Following these guidelines will encourage your client to develop a better sense of self-esteem, self-worth, self-acceptance, and self-worth, discourage “unnecessary shame,” and learn to detach from their behavior.
How do you improve low self-esteem?
Take a self-esteem inventory to get a baseline. It can be as simple as writing down 10 of your strengths and 10 of your weaknesses; this will help you develop a natural and realistic conception of yourself.
Set realistic expectations.
It’s essential to set small, achievable goals within your power. For example, setting an extremely high expectation or the expectation that someone else will change your behavior virtually guarantees you to feel like a failure through no fault of your own.
Stop being a perfectionist and acknowledge both your achievements and your mistakes. No one is perfect, and trying to be alone will lead to disappointment. Recognizing your accomplishments and acknowledging your mistakes is the way to stay positive as you learn and grow from your mistakes.
Explore yourself. The importance of knowing yourself and being at peace with who you are cannot be overstated, this may take some trial and error, and you will constantly learn new things about yourself. Still, it is a journey that must be undertaken with determination and zeal.
Be willing to adjust your self-image. We all change as we age and grow, and we must keep up with our changing selves if we are to set and achieve meaningful goals.

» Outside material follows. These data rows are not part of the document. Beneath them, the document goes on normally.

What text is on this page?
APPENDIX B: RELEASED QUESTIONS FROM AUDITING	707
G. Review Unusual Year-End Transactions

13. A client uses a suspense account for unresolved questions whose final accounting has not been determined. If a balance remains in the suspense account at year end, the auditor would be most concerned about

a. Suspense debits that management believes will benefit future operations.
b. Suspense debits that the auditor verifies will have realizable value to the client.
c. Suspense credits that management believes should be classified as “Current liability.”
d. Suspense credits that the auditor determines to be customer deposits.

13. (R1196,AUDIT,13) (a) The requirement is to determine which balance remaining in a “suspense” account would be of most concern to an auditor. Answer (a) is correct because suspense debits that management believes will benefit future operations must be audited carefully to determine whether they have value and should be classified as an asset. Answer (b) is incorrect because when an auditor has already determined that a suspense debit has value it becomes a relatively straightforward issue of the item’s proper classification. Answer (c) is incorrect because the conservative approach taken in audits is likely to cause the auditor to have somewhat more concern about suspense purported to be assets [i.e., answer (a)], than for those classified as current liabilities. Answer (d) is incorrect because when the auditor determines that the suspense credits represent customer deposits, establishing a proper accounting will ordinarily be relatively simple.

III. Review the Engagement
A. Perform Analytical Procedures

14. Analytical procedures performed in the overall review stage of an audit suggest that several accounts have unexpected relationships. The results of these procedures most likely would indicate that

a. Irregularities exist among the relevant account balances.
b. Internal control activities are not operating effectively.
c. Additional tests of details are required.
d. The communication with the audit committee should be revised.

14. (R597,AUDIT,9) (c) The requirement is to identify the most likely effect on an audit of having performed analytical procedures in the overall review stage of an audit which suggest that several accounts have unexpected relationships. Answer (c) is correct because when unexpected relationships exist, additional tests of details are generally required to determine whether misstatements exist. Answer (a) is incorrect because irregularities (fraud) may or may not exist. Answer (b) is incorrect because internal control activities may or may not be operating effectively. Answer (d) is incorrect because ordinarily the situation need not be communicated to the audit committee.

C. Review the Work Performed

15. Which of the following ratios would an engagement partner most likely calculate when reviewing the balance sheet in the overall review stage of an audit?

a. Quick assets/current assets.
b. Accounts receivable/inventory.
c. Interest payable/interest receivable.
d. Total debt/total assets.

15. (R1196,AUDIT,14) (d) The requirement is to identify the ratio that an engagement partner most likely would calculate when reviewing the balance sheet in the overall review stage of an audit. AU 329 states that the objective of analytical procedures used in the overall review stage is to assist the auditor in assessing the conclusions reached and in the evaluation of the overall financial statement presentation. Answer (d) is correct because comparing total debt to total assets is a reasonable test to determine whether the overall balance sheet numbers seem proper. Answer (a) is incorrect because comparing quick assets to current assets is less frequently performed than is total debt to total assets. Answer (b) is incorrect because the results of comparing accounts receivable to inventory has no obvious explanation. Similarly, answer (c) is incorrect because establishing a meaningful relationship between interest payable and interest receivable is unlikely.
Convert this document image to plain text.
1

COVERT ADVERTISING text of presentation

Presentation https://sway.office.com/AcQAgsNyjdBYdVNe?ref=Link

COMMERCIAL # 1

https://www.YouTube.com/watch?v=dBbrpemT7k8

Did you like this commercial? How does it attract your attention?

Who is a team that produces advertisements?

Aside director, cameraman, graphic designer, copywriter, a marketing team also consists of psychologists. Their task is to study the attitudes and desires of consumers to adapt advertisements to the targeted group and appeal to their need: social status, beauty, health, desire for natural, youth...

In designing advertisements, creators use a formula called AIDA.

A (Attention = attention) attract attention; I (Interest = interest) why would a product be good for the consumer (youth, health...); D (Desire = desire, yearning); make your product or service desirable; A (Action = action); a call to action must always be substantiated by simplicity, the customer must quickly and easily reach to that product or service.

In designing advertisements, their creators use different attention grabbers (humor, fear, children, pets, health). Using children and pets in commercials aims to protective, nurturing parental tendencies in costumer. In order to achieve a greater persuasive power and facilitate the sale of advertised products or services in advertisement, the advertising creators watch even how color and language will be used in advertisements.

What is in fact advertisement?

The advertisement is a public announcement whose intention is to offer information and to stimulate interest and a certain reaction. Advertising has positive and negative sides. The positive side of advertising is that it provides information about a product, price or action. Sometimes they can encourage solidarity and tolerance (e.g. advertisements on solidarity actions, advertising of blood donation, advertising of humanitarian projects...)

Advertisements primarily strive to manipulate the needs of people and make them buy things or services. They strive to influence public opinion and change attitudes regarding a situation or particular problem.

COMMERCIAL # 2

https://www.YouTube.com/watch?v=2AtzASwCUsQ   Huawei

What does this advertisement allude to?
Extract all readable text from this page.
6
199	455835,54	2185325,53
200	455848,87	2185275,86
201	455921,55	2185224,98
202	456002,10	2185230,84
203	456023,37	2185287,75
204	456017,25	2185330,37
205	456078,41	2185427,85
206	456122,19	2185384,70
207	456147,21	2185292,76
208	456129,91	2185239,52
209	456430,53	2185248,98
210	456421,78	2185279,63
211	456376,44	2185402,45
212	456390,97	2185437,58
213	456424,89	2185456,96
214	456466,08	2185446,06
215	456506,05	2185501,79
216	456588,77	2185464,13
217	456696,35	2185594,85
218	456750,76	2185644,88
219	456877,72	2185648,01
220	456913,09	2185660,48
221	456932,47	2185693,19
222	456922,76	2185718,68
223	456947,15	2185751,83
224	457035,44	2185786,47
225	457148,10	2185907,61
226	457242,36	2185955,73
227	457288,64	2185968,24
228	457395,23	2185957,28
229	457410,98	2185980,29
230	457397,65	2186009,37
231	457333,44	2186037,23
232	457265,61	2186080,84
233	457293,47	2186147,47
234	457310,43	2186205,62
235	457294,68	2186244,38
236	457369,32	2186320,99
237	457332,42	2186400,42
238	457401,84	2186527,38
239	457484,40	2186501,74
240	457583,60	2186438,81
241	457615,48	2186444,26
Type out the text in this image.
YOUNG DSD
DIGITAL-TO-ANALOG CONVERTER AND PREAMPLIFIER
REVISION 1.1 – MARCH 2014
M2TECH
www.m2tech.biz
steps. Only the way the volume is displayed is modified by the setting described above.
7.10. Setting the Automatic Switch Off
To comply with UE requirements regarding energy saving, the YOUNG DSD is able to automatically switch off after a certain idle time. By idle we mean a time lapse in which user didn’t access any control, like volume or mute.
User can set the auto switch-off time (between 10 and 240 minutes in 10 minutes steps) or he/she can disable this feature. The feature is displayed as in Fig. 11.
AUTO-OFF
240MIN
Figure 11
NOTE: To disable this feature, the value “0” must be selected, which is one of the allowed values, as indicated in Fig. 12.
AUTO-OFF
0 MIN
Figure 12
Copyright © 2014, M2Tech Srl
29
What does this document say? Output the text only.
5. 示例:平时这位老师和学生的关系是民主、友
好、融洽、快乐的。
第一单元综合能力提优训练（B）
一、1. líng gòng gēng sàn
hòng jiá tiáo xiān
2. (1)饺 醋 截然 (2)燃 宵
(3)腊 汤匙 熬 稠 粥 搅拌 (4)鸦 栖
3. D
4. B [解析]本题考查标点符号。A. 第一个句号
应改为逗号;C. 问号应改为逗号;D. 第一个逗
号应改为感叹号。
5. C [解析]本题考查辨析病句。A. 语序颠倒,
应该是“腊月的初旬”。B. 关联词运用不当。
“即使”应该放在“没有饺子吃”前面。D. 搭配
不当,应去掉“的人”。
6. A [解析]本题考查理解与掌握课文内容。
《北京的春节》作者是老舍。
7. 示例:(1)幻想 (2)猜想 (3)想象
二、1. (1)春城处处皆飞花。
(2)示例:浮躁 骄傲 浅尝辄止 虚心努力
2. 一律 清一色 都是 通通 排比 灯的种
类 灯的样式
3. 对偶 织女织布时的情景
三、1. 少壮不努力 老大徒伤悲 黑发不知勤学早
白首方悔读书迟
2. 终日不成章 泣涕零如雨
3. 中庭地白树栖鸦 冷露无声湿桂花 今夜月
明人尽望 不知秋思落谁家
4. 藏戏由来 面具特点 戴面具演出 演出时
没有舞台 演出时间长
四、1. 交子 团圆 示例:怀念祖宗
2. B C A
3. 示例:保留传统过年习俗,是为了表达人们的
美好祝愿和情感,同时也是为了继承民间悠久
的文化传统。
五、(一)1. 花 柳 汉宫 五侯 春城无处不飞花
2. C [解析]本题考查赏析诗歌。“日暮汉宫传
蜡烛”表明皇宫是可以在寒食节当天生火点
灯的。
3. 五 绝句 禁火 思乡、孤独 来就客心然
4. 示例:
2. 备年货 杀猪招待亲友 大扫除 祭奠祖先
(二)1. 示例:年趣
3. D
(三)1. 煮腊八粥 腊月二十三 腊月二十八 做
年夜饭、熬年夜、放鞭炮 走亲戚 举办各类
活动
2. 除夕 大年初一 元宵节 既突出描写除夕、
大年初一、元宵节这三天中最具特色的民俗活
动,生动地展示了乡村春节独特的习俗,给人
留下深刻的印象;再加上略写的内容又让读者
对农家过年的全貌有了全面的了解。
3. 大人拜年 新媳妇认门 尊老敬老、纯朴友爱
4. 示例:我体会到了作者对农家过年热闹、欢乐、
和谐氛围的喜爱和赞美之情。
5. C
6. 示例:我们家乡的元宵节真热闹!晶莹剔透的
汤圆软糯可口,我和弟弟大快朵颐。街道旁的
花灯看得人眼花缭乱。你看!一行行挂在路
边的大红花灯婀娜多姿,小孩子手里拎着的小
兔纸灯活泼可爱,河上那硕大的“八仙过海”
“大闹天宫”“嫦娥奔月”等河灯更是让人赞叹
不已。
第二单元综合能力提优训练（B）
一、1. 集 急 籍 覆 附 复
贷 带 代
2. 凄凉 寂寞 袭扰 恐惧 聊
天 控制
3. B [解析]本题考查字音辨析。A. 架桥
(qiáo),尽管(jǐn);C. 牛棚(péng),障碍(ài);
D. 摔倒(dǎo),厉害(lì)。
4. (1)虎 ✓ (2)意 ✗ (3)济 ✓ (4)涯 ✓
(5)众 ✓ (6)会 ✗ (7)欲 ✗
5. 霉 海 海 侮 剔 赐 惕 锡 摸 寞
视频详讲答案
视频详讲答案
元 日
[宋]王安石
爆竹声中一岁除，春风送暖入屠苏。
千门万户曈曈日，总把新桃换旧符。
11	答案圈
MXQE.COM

Stop comparing yourself to others. Comparing ourselves to others is a trap that is extremely easy to fall into, especially these days with social media and the ability to project a polished and honed look. The only person you should compare yourself to is you.
Practice visualizing your success. Close your eyes and take a few minutes to imagine the scenario where you have achieved your goals, using all five senses and paying attention to details.
Be prepared for whatever situation you are about to face. If you’re conducting a job interview, make sure you’ve practiced, know the company, and have some good questions ready to ask. If you are on a date, take some time to build your confidence, dress well, and have a plan A, a plan B, and maybe even a plan C to make sure everything goes smoothly.
To meditate. Establish a regular meditation practice to inspect, observe, and separate from your thoughts. Cultivating a sense of inner peace will go a long way toward developing healthy self-esteem.
Take the time to regularly say positive things about yourself and situations you often feel insecure about.
Build your confidence through failure. Use failure as an opportunity to learn and grow and seek failure by trying new things and taking calculated risks.
Hello, how are you? My name is Georgia Tarrant, and I am a clinical psychologist. In everyday life, professional obligations seem to predominate over our personal life. It's as if work takes up more and more of the time we'd love to devote to our love life, our family, or even a moment of leisure.